Gli ariosi vialoni, o le strette stradine: ogni arteria di Milano potrebbe riservarvi sorprese di incredibile bellezza, se solo saprete dove andare a cercare. I portoni più anonimi potrebbero essere scrigni di ricchezza impensabili, e chiedere il permesso a un custode potrebbe essere un lasciapassare per un viaggio nel passato. A ridosso di chiese e monasteri, all’interno di abitazioni nobiliari, o semplicemente al centro di condomini privati: i cortili e i chiostri di Milano raccontano di vite trascorse, che ancora oggi fanno sognare.
Lo sfarzo di sale affrescate, l’emozione di cortili e portici ad archi, le storie intrise di leggenda che hanno visto famiglie potenti intrecciarsi con sovrani e popolani. Milano fu centro di estrema importanza nel commercio e nella società fin dal MedioEvo, e regnanti e ricchi non persero tempo a costruirsi palazzi che ne dimostrassero l’importanza.
Scoprite allora un itinerario che vi porterà in giro per gli edifici storici, che in passato furono abitati da stirpi di valorosi, spesso poi caduti in rovina; altri ancora sono ancora di proprietà degli eredi, che con più cognomi e più interessi oggi dedicano i propri spazi privati alla valorizzazione della bellezza e del lavoro degli artisti moderni.
Perdetevi nelle immense sale da ballo, arrampicatevi sugli scaloni d’onore, percorrete i corridoi tappezzati per rivivere le atmosfere di tempi che furono, quando la brama di potere e il desiderio di cultura si fondevano in una sola, affascinante e pericolosa energia. E magari potrete chiedervi come sarebbe stato, se a vivere in quei giorni foste stati voi.

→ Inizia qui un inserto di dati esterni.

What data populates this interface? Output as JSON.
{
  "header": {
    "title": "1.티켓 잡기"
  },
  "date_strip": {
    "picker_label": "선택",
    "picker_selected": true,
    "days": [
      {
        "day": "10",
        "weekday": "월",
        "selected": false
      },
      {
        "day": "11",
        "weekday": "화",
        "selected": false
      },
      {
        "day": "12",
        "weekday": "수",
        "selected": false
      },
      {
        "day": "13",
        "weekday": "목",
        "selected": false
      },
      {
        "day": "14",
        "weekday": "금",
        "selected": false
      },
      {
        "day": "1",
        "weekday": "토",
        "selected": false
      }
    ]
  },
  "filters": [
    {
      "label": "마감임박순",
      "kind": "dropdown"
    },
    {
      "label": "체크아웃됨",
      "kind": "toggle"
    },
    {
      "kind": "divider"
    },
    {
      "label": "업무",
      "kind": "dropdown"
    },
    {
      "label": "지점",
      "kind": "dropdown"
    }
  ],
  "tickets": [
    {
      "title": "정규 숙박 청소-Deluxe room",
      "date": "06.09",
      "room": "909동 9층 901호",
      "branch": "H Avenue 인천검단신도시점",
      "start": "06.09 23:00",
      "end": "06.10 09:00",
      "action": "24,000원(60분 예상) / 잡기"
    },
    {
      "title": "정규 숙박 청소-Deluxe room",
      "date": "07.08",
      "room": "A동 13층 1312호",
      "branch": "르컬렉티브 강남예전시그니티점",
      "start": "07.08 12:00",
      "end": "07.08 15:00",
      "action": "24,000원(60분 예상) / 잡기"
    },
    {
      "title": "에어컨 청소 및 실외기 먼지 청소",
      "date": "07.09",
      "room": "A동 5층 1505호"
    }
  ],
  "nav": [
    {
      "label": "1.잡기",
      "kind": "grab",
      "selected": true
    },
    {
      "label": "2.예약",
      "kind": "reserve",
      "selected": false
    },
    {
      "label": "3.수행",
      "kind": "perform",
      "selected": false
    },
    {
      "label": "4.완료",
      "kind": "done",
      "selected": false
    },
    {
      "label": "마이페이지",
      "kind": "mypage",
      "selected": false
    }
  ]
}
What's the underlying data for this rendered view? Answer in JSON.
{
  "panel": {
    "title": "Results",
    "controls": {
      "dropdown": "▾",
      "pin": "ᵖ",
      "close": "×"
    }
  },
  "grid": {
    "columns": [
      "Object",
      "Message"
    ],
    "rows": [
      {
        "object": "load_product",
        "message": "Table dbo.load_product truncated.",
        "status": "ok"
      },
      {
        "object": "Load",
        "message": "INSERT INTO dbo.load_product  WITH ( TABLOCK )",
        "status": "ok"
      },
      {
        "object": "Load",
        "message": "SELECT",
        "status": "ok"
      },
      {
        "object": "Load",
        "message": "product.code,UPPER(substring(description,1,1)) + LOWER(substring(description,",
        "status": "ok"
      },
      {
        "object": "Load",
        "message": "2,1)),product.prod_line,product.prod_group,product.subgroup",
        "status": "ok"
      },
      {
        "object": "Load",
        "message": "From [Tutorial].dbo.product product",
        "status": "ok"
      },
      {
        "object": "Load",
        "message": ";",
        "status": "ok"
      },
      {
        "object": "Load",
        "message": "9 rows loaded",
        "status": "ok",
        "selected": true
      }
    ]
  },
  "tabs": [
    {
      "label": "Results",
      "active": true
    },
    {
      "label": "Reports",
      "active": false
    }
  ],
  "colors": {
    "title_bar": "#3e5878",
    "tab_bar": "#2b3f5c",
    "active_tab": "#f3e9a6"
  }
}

Lacrime, apparizioni, guarigioni: l’appiglio per chi crede e non ha null’altro, il dubbio per chi vuole capire di più, quando da capire c’è forse nulla. Miracoli a Milano si sono visti sin dai tempi della sua fondazione, e nel corso dei secoli le storie si sono moltiplicate.
I protagonisti sono stati dei più disparati: operai zoppi, poveri buoi, parroci con il mal di gola. A volte è un atto di speranza, altre la speranza di un atto. E anche per chi proprio non concepisce la possibilità di avvenimenti superiori, magari è una buona idea far visita in questi luoghi. Non si sa mai che si possa cambiare opinione.
L’Uomo Universale, il genio che dipinse, scolpì, costruì, progettò, sconvolse e vide oltre. Leonardo da Vinci a Milano sostò eccome (1482-1499), in una finestra di vita che gli bastò per realizzare giusto una manciata di opere destinate a segnare la cultura dell’umanità. Ci era arrivato in realtà come messo, inviato da Lorenzo il Magnifico, signore di Firenze, per omaggiare Ludovico il Moro con il suono di una lira progettata da Leonardo stesso (perché sì, era anche un più che discreto musicista). Rimase in quella che allora era una delle più popolose città d’Europa per dodici anni: l’assurdo capolavoro del Cenacolo rimane senza dubbio la traccia più celebre del suo passaggio qui, ma da Vinci ha disseminato per Milano svariati tasselli che contribuiscono a comporre il rompicapo della sua vita.